The Map of Love series was conceived
as my way to try to understand and express these feelings and to wonder at how
a poet is shaped by the landscape, as Dylan Thomas obviously was. And, also to
find a way of expressing that swirling miasma of impressions we receive from
being somewhere. There is the experience of now, the experience of time, of
growing up and being shaped by our environment and, later, of finding our
reflection within it. The series is named after Dylan Thomas’ first volume of
poetry.
It’s as much as about Dylan Thomas’
places as it is also about our places. There is, I hope, to be a universality
rather than a specificity. A joining together not a pushing apart. That's one
thing visual art can do well - bring us together in shared understandings and
shared insights. The communal, the human is something that's important to me in
my work as a landscape photographer. It's not that I'm dismissive of the
landscape as a physical entity, but that I believe we really see and appreciate
it through the ’lens’ of both our own and other’s experience of it.

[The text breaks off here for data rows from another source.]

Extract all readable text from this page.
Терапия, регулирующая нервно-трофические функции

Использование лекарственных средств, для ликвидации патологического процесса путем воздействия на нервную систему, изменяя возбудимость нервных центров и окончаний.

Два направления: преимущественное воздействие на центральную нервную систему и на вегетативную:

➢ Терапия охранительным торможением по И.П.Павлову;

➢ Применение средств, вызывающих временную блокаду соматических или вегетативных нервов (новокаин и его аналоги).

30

Cwmdonkin Park is somewhere I once
knew well. More years than I care to remember have past since I lived just
around the corner. These were my green days (as Thomas would have it), I was a
student and it was a time when I actually had time.
I spent a lot of time in that park;
it had a magnetic pull above the desire to escape the cold, damp and loneliness
of my student digs. (Although it was a time when going for a walk was often the
cheapest way of getting warm.) Part of that magnetism for me was its history -
of the part it played in the childhood and the shaping of Dylan Thomas who grew
up at 5 Cwmdonkin Drive, literally across the road.

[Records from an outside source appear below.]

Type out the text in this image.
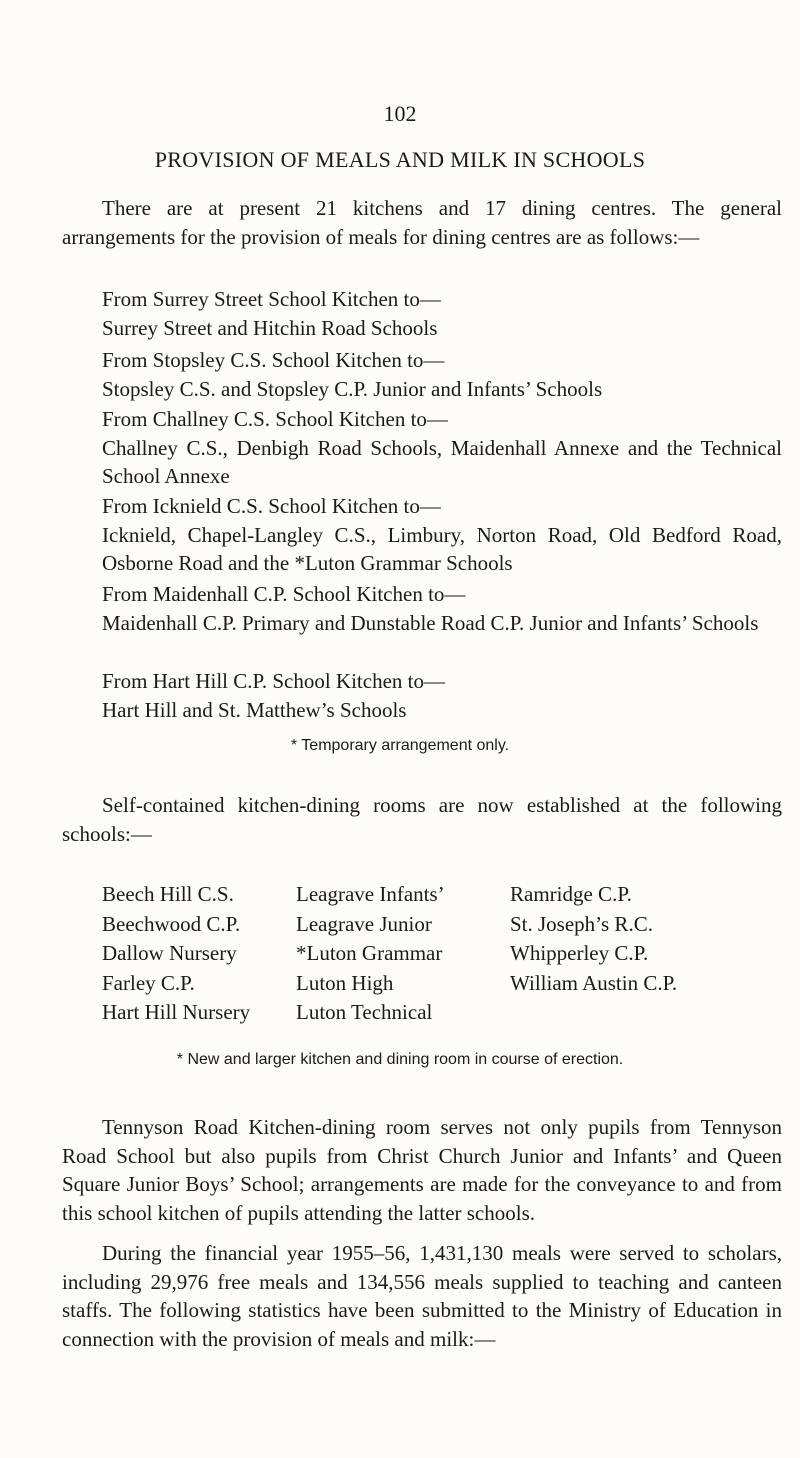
102
PROVISION OF MEALS AND MILK IN SCHOOLS

There are at present 21 kitchens and 17 dining centres. The general arrangements for the provision of meals for dining centres are as follows:—

From Surrey Street School Kitchen to—
Surrey Street and Hitchin Road Schools
From Stopsley C.S. School Kitchen to—
Stopsley C.S. and Stopsley C.P. Junior and Infants’ Schools
From Challney C.S. School Kitchen to—
Challney C.S., Denbigh Road Schools, Maidenhall Annexe and the Technical School Annexe
From Icknield C.S. School Kitchen to—
Icknield, Chapel-Langley C.S., Limbury, Norton Road, Old Bedford Road, Osborne Road and the *Luton Grammar Schools
From Maidenhall C.P. School Kitchen to—
Maidenhall C.P. Primary and Dunstable Road C.P. Junior and Infants’ Schools
From Hart Hill C.P. School Kitchen to—
Hart Hill and St. Matthew’s Schools
* Temporary arrangement only.

Self-contained kitchen-dining rooms are now established at the following schools:—

Beech Hill C.S.
Beechwood C.P.
Dallow Nursery
Farley C.P.
Hart Hill Nursery
Leagrave Infants’
Leagrave Junior
*Luton Grammar
Luton High
Luton Technical
Ramridge C.P.
St. Joseph’s R.C.
Whipperley C.P.
William Austin C.P.
* New and larger kitchen and dining room in course of erection.

Tennyson Road Kitchen-dining room serves not only pupils from Tennyson Road School but also pupils from Christ Church Junior and Infants’ and Queen Square Junior Boys’ School; arrangements are made for the conveyance to and from this school kitchen of pupils attending the latter schools.

During the financial year 1955–56, 1,431,130 meals were served to scholars, including 29,976 free meals and 134,556 meals supplied to teaching and canteen staffs. The following statistics have been submitted to the Ministry of Education in connection with the provision of meals and milk:—
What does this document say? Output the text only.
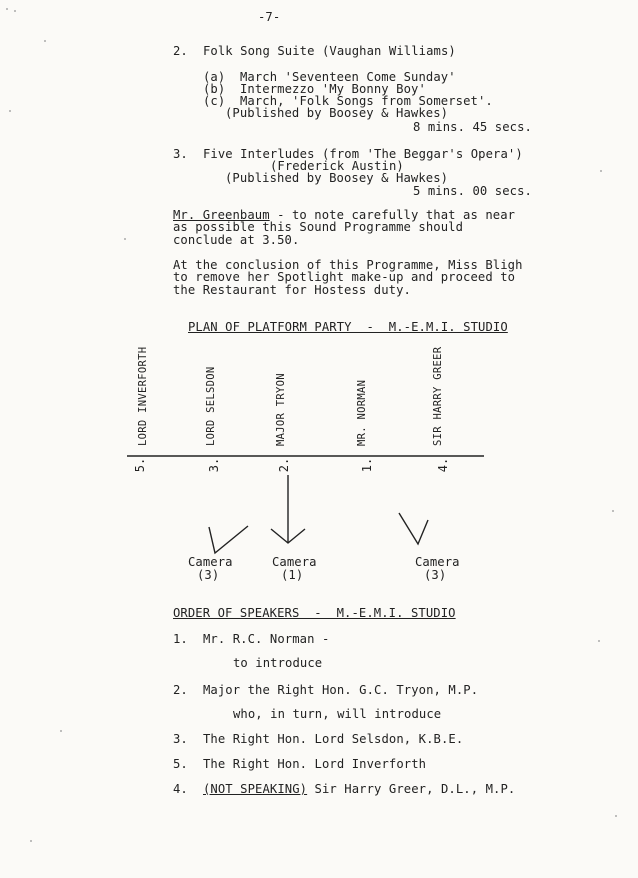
-7-
2. Folk Song Suite (Vaughan Williams)
(a) March 'Seventeen Come Sunday'
(b) Intermezzo 'My Bonny Boy'
(c) March, 'Folk Songs from Somerset'.
(Published by Boosey & Hawkes)
8 mins. 45 secs.
3. Five Interludes (from 'The Beggar's Opera')
(Frederick Austin)
(Published by Boosey & Hawkes)
5 mins. 00 secs.
Mr. Greenbaum - to note carefully that as near
as possible this Sound Programme should
conclude at 3.50.
At the conclusion of this Programme, Miss Bligh
to remove her Spotlight make-up and proceed to
the Restaurant for Hostess duty.
PLAN OF PLATFORM PARTY  -  M.-E.M.I. STUDIO
LORD INVERFORTH	LORD SELSDON	MAJOR TRYON	MR. NORMAN	SIR HARRY GREER
5.	3.	2.	1.	4.
Camera
(3)
Camera
(1)
Camera
(3)
ORDER OF SPEAKERS  -  M.-E.M.I. STUDIO
1. Mr. R.C. Norman -
to introduce
2. Major the Right Hon. G.C. Tryon, M.P.
who, in turn, will introduce
3. The Right Hon. Lord Selsdon, K.B.E.
5. The Right Hon. Lord Inverforth
4. (NOT SPEAKING) Sir Harry Greer, D.L., M.P.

Walking was also part of my makeup.
I'd been a dog owner and my regular routine was a mile in the morning and five
miles in the afternoon after school. I wonder if there's a connection between
dog ownership and landscape appreciation and landscape photography? The dog (a
Lassie style collie) had to stay home when I went to Swansea; there was no room
in those digs. I regretted that, but walking was so much a part of my routine
that it didn't cease abruptly.
That park on my doorstep became a
regular part of my life. And it was such a wonderful park, nothing like the
ill-mown scraps of dog-shitty grass with a few scrappy trees that was familiar
from my past. Not only was it the park of Thomas’ childhood it was like a
child’s imagining of a park. There was the old fashioned drinking fountain, a
green painted metal scallop shell with a little brass tap. There was the
mock-Tudor pavilion, all half-timbered black and white yet clearly Edwardian
like the surrounding streets. The paths wound in great sweeping curves around
the hills that seemed to shelter it from the world outside. And there were
trees; not scrappy afterthought trees, but deliberately chosen, varieties,
mature, graceful and trees. Sheltering, obscuring, enclosing trees that said
this part of the park is mine even on the rare warm days when it was busy. But
my greatest memory is that view. Swansea being a city on a hill overlooking a
large sweeping bay that stretches out the Mumbles, is dominated by this view.
It's inescapable and it's completely transfixing.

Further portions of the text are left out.